The demolition angered many in Arab society, who said it is connected to Prime Minister Benjamin Netanyahu’s remarks that the five-year plan for increased government funding in the Arab community “cannot go forward without dealing with law enforcement there.”
“Someone was eager to demolish, no matter what, despite all the efforts and the new plan,” said MK Ahmed Tibi (Joint Arab List), a Taibeh resident. “I hope it’s not because Netanyahu, [Likud MK Yariv] Elkin and [Immigrant Absorption Minister Zeev] Elkin conditioned implementing the economic plan on home demolitions.
“The government stops Arab communities from filing master plans to meet the need of the population and destroys their houses when they are forced to build on their own private land,” added Tibi.
Taibeh officials have been working on a new master plan meant to regulate construction in the town. Over the past two weeks Mayor Shawa Mansour has met with Tibi and President Reuven Rivlin, as well as with the head of the agency responsible for, Avigdor Yitzhaki, to show them the plans.
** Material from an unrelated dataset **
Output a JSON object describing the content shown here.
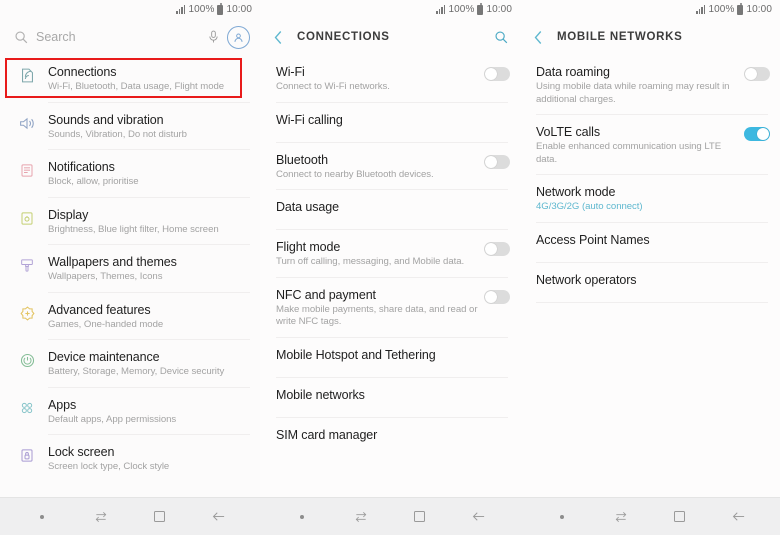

Mansour told Haaretz that during the years the town was governed by Interior Ministry-appointed officials, they “were in no hurry to carry out demolition orders.” He noted he’d been in office only two months and, “suddenly bulldozers are at work despite the many appeals. That means that someone exerted pressure for demolition at this particular time.”
MK Zouheir Bahloul (Zionist Union) called the demolition a “mark of Cain.”
As the demolition was being carried out, Lod District Court Judge Achikam Stoler rejected a request the house’s owner, a Lod resident, to stay the demolition, ruling that there was no point because the order had already been executed.
The Taibeh municipality has been working on a new master plan meant to regulate construction at the site. Over the past two weeks Mansour has met with Tibi and President Reuven Rivlin, as well as with the head of the agency responsible for state-owned housing, Avigdor Yitzhaki, to show them the plans.
The planning branch in the Finance Ministry did not respond to a request for comment.